Ti-Jeanne's third area of conflict is inscribed in her relationships with her grandmother, Gros-Jeanne, and her mother, Mi-Jeanne. The lineage of the Jeannes, though it forms the central axis of the novel and the novel's world, is troubled and, from Ti-Jeanne's point of view, disrupted. Ti-Jeanne knows little of Mi-Jeanne, who vanished without explanation one day from her child's life. It comes as a great shock to Ti-Jeanne to learn that the blind homeless woman she has long known as "Crazy Betty" is in fact her mother. In Mi-Jeanne's absence, Gros-Jeanne stands in for Ti-Jeanne's mother and also acts as her mentor, preparing her to live properly in the world. For the first part of the novel, Ti-Jeanne is in revolt against her heritage and Gros-Jeanne's persistence in treating her as her protegee, to the point of denying the reality of the spiritual (and supernatural) dimension of her grandmother's life (and life work). Ti-Jeanne's maturation requires that she learn for herself her place in the lineage and therefore her relation to the spiritual world. When out of desperate fear for Tony's life she seeks her grandmother's supernatural help and the spirit Prince of Cemetery claims her as his spiritual child, Ti-Jeanne wraps herself in denial and learns nothing. It is only when her grandmother is no longer there to help her that she is forced not only to learn, but to accept a burden of responsibility her grandmother herself had long tried to avoid. In the climactic scene of the book, Ti-Jeanne herself-- linked with the souls of her mother and grandmother-- having summoned a host of powerful spirits, becomes the "center pole" connecting the mundane world with the spiritual world and thereby conducting a tremendous surge of power between them.

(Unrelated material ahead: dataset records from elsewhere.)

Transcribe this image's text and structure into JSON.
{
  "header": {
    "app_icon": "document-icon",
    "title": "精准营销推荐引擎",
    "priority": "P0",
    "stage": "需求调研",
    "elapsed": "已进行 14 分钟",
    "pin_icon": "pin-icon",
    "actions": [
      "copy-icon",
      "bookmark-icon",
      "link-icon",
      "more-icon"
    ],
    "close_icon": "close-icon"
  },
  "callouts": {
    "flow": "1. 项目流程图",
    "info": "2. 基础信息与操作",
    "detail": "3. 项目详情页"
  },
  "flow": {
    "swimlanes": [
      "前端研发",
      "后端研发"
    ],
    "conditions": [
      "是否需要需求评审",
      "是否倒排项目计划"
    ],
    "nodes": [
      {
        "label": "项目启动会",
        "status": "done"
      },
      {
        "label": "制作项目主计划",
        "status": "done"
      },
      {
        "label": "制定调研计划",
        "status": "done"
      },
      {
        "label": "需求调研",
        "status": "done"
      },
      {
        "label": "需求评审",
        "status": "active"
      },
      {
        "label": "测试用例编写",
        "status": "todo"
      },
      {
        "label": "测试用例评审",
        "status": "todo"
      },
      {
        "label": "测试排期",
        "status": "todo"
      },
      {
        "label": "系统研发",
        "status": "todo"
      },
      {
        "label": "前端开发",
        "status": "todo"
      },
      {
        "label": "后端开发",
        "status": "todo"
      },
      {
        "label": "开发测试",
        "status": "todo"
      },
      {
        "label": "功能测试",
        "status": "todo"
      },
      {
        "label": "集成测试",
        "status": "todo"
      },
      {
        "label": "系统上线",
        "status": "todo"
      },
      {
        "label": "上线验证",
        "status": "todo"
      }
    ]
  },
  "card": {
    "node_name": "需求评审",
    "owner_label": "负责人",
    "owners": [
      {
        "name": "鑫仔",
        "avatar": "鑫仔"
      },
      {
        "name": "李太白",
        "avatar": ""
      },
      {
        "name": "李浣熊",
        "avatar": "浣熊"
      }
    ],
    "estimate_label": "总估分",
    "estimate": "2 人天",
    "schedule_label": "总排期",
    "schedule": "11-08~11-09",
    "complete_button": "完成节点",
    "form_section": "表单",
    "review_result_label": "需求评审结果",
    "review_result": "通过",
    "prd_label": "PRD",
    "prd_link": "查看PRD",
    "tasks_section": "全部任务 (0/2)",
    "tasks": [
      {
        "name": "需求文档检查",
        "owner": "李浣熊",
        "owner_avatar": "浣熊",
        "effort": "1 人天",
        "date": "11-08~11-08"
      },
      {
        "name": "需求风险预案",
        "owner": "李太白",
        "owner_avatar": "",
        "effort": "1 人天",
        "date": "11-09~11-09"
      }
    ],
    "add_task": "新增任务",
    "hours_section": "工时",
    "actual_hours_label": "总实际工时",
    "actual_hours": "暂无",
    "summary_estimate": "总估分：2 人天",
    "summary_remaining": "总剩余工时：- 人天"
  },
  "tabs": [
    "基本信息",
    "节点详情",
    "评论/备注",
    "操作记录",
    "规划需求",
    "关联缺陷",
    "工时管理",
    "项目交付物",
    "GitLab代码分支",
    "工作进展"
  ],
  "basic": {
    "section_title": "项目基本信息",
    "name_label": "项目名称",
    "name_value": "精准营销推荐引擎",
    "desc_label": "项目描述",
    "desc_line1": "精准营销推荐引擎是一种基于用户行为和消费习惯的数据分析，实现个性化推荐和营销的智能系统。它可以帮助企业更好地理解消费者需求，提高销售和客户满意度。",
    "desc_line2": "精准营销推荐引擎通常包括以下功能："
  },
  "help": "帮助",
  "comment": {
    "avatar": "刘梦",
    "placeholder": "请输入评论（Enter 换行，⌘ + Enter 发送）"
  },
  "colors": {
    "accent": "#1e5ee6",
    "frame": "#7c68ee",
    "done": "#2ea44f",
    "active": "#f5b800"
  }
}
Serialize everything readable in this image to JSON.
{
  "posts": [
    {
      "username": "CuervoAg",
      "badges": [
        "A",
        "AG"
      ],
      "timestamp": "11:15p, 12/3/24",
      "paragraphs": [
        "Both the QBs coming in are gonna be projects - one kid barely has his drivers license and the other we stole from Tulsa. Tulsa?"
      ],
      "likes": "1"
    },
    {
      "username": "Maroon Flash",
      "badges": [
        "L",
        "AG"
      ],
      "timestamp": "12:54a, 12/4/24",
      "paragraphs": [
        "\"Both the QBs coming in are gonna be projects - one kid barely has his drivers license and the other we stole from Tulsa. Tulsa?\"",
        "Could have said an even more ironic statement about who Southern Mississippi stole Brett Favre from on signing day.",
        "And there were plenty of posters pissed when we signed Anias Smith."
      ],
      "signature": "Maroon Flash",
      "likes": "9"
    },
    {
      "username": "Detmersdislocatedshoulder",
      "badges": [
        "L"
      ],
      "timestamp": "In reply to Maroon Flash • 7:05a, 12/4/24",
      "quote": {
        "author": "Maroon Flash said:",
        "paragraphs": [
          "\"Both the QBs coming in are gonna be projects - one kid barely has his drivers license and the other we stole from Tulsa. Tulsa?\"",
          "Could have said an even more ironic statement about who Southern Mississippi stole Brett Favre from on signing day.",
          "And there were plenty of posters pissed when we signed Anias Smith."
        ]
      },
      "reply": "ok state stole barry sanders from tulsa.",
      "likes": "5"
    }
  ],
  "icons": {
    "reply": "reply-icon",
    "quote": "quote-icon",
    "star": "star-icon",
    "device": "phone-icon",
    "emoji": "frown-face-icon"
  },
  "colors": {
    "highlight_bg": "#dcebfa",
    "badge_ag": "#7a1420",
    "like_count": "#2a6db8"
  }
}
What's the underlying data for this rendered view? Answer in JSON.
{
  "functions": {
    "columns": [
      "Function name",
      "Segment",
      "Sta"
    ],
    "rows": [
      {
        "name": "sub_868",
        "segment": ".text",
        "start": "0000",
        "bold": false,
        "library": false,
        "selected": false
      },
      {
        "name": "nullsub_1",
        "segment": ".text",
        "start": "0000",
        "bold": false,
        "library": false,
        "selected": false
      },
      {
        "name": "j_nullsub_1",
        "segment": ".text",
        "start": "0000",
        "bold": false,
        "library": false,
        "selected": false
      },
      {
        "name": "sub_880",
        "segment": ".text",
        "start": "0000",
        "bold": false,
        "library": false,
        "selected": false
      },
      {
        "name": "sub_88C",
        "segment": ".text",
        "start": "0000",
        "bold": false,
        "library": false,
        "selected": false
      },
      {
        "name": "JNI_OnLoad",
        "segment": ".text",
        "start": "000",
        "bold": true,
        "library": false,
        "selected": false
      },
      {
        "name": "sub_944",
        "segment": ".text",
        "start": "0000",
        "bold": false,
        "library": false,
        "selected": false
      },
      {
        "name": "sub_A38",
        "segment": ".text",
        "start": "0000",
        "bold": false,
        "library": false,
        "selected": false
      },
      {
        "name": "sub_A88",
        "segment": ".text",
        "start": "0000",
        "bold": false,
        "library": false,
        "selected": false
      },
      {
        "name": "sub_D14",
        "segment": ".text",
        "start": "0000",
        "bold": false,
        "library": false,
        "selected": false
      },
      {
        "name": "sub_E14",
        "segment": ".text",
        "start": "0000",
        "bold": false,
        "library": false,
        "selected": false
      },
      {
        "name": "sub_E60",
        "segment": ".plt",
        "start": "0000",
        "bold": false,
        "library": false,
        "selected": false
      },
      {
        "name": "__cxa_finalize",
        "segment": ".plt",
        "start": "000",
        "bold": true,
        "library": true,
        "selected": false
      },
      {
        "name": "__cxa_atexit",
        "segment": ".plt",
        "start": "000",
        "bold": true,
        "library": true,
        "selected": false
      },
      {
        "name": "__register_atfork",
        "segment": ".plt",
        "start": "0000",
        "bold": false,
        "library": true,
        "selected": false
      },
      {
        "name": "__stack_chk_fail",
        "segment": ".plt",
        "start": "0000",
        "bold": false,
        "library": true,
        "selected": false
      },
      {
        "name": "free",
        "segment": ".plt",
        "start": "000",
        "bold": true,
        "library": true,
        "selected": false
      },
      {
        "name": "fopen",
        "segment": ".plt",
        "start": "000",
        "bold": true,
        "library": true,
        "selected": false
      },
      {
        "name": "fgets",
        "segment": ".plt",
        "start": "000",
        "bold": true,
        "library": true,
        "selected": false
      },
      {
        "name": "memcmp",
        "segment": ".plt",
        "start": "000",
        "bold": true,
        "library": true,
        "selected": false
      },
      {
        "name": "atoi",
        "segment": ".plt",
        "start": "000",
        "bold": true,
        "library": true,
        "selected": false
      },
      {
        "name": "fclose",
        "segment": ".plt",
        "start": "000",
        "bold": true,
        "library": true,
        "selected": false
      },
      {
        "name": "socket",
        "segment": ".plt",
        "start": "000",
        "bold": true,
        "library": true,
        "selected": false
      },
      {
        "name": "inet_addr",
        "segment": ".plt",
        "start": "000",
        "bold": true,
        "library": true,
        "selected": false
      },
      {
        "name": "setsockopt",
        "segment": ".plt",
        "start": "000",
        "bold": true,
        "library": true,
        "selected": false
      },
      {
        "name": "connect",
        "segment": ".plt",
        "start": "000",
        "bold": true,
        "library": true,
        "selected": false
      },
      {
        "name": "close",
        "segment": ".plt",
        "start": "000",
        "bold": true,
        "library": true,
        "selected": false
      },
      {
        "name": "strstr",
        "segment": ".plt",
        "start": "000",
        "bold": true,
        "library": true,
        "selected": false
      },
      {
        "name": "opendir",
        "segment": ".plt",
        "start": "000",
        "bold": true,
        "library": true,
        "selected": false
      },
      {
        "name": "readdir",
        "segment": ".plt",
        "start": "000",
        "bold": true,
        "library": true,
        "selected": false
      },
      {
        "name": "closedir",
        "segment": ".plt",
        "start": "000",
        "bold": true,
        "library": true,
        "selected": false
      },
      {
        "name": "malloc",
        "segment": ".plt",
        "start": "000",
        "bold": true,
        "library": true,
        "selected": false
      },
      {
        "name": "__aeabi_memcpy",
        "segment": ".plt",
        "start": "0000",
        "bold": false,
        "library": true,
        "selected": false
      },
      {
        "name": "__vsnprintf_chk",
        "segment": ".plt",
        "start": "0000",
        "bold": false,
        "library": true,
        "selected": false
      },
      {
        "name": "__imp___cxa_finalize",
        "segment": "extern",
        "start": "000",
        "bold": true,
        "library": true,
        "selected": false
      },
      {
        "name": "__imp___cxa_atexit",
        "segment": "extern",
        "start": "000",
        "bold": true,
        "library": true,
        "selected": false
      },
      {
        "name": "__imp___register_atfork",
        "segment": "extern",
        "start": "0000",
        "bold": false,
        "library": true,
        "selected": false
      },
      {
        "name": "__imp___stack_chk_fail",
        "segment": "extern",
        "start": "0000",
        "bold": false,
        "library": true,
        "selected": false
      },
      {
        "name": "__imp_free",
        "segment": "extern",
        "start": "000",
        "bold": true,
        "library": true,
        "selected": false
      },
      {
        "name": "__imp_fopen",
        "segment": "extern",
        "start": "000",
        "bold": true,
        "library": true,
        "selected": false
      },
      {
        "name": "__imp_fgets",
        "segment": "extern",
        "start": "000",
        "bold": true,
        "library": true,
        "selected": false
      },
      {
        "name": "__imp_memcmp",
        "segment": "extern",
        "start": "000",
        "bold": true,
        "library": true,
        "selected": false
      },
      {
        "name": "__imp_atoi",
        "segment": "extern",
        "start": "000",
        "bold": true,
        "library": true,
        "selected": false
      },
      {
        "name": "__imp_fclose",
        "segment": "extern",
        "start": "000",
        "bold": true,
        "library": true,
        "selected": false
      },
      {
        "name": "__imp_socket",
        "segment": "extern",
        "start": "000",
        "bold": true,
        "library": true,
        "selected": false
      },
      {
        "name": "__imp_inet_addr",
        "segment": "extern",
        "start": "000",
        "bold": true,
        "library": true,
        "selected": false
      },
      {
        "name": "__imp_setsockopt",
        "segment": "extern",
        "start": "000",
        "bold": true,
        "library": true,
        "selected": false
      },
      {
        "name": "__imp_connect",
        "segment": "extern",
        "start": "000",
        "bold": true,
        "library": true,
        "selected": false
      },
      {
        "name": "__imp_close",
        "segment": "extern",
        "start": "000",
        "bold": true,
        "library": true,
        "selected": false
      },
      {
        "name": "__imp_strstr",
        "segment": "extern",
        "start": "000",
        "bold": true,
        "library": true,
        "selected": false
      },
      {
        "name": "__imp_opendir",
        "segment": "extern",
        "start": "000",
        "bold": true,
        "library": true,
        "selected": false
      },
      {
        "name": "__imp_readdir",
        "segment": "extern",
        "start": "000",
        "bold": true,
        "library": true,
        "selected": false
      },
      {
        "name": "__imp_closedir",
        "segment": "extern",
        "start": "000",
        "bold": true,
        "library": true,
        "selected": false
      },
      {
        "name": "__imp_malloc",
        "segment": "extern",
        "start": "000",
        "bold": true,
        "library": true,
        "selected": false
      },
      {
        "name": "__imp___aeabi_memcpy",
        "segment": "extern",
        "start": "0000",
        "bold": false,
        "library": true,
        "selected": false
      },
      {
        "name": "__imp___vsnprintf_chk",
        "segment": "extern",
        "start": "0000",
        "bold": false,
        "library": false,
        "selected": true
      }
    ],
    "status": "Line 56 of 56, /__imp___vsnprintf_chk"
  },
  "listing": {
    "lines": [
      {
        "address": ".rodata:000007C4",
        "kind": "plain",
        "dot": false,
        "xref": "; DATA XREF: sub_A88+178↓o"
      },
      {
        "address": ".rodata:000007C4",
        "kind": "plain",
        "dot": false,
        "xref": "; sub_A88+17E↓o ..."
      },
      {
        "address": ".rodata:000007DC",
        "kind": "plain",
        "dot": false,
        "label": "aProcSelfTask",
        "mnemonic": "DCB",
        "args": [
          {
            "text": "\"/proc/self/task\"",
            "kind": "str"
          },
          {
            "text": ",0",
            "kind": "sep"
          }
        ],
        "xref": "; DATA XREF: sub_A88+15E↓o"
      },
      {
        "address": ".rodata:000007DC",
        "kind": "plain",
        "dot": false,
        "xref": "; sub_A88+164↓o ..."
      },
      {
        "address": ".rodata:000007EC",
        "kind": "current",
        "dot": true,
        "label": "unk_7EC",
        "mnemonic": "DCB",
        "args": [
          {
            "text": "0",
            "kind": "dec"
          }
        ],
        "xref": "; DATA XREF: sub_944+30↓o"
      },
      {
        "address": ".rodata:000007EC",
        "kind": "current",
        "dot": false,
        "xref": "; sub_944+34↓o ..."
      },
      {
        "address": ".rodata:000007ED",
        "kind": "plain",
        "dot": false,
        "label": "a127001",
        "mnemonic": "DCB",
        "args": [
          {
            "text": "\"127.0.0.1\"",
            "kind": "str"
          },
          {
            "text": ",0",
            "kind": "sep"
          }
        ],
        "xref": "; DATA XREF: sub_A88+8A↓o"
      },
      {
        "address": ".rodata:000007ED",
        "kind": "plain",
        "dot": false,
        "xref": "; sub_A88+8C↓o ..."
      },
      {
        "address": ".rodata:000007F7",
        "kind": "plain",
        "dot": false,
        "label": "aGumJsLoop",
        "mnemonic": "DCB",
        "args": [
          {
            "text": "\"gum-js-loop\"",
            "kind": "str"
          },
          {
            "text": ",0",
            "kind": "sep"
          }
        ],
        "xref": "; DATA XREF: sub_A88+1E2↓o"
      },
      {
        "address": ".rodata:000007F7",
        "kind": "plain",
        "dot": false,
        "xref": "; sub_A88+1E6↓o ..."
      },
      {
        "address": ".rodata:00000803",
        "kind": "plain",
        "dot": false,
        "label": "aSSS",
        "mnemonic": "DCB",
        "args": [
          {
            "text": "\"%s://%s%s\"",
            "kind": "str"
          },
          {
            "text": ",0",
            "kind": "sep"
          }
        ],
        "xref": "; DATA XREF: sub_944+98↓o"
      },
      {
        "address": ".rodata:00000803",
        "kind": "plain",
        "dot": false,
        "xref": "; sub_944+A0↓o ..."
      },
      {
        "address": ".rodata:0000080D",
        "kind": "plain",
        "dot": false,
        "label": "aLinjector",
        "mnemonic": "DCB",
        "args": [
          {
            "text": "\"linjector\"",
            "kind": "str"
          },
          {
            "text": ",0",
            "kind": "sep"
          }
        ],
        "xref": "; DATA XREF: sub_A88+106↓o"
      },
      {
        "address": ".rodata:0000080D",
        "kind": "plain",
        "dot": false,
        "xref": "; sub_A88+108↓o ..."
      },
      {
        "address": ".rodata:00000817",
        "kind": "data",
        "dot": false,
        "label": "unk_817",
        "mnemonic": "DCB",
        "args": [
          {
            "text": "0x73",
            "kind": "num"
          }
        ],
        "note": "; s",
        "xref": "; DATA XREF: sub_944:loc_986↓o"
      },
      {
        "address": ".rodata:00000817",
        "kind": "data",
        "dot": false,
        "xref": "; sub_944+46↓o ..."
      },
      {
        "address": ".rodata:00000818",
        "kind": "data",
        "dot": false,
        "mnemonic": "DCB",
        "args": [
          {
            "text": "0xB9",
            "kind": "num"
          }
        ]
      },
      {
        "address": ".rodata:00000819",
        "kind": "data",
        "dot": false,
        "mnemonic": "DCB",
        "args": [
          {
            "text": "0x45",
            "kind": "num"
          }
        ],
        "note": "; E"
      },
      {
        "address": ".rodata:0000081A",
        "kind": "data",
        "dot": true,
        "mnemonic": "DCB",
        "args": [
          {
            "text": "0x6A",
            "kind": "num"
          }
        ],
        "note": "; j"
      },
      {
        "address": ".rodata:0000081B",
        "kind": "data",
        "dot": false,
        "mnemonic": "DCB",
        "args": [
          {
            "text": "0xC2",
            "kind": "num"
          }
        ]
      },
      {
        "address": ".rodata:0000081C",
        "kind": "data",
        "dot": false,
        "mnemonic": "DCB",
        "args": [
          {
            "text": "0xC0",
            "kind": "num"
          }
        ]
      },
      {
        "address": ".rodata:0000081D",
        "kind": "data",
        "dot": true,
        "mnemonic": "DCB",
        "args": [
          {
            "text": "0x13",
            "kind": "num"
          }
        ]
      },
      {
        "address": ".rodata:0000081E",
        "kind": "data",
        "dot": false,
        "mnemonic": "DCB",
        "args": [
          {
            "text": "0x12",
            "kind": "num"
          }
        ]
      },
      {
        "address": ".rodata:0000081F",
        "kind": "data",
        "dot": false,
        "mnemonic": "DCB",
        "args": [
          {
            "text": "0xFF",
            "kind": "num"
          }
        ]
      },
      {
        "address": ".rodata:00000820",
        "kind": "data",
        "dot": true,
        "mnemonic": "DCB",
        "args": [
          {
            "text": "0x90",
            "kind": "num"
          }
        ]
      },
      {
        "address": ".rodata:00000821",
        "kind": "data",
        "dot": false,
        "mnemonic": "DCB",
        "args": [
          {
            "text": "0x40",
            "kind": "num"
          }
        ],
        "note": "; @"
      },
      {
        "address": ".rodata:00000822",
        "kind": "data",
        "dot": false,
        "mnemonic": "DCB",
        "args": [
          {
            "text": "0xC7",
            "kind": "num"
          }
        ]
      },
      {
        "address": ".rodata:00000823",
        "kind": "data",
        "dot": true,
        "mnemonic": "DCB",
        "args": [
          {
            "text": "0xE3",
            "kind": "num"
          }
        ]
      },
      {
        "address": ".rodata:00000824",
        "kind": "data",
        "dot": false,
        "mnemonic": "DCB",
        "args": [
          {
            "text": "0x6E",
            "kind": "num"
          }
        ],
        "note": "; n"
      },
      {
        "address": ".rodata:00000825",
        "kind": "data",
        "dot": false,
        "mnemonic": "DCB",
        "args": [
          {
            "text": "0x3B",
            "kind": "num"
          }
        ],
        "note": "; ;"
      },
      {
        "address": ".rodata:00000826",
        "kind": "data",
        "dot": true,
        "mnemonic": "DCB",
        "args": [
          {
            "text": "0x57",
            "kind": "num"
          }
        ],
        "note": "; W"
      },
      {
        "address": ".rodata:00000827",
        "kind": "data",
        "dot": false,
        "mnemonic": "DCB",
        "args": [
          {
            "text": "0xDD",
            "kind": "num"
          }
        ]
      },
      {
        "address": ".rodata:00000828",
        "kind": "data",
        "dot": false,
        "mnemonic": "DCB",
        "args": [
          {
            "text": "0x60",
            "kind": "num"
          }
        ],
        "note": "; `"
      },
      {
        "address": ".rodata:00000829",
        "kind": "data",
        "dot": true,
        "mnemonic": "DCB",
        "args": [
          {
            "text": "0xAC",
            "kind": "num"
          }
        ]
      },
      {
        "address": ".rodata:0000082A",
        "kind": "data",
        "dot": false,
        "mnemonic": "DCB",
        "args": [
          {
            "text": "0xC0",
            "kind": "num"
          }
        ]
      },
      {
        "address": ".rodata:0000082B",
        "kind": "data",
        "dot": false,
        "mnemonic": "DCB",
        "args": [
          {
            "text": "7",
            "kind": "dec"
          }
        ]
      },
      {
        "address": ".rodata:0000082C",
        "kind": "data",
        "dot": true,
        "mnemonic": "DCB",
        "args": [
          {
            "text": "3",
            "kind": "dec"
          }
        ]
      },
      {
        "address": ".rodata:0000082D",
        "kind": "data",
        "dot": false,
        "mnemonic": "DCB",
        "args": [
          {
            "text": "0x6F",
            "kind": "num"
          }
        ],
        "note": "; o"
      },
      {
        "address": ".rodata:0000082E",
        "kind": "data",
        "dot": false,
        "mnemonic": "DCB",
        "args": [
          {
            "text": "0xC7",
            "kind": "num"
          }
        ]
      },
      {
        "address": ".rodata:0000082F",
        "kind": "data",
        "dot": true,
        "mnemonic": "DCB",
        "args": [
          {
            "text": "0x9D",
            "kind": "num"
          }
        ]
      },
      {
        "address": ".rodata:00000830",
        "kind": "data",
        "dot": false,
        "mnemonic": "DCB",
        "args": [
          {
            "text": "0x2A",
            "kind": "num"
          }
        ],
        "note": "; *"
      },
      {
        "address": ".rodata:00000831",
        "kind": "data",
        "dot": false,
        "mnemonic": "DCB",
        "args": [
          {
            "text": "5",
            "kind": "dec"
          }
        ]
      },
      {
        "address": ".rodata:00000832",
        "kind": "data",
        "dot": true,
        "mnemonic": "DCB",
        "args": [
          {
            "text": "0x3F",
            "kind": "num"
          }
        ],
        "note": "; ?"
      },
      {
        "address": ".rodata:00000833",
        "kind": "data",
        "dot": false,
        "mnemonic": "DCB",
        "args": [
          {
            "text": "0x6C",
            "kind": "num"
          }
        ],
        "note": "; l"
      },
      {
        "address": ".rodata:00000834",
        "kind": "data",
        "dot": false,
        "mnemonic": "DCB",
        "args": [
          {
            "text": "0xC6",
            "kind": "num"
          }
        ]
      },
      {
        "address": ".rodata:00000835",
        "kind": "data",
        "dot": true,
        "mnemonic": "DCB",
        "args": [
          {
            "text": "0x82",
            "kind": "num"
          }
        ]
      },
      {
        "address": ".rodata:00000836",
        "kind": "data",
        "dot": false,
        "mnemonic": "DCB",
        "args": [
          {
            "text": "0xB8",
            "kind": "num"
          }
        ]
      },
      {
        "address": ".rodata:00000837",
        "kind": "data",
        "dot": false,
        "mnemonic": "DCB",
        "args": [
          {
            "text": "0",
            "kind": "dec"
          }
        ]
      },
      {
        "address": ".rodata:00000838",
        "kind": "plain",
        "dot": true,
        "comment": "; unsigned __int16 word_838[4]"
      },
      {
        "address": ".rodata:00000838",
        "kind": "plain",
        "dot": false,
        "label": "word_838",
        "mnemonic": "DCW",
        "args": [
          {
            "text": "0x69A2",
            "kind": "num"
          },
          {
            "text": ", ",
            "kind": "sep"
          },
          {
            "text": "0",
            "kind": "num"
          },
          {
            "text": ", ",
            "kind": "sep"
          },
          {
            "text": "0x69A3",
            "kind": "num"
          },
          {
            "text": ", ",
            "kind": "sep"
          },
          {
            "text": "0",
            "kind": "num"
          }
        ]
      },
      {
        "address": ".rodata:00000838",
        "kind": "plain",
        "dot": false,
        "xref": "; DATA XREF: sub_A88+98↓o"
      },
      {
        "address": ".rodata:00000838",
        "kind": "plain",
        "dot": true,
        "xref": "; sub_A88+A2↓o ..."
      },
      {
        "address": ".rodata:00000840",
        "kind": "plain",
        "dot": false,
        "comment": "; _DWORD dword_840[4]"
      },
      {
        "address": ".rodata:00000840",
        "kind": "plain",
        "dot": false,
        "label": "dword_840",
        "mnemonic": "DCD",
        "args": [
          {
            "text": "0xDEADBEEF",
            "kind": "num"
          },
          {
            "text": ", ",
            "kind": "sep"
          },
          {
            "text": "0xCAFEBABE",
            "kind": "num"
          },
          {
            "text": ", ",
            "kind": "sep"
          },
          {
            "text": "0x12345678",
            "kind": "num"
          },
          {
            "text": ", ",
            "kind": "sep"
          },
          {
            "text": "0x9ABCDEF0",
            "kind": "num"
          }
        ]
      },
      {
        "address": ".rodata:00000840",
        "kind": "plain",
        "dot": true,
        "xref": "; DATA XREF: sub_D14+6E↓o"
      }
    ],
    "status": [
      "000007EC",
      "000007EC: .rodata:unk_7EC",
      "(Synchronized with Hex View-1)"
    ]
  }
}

Hopkinson's use of magic in this story marks a departure from the purely instrumentalist depictions of voodoo generally to be found in genre science fiction and horror. While Rudy practices Voudon in a purely instrumental way, Gros-Jeanne's practice (and the spirits' disgust with the way Rudy has manipulated and exploited them) shows us a Voudon rich with spiritual values that create a cohesive history enfolding ancestors and descendants into a single web, past into present. (Contrast this, for instance, with William Gibson's superficial talk of loas and their riders in cyberspace.) I'm reminded, rather, of Gloria Naylor's use of magic in Mama Day, where Mama Day's practice reflects the same sort of grounding in cosmic spiritual values intricated in generations of Africans and African-Americans, and of the bits of magic the alienated, middle-class Avey Johnson reluctantly encounters and is transformed by in Paule Marshall's Praisesong for the Widow. In their supernatural practices, Gross-Jeanne and Mama Day both regard themselves as "serving the spirits."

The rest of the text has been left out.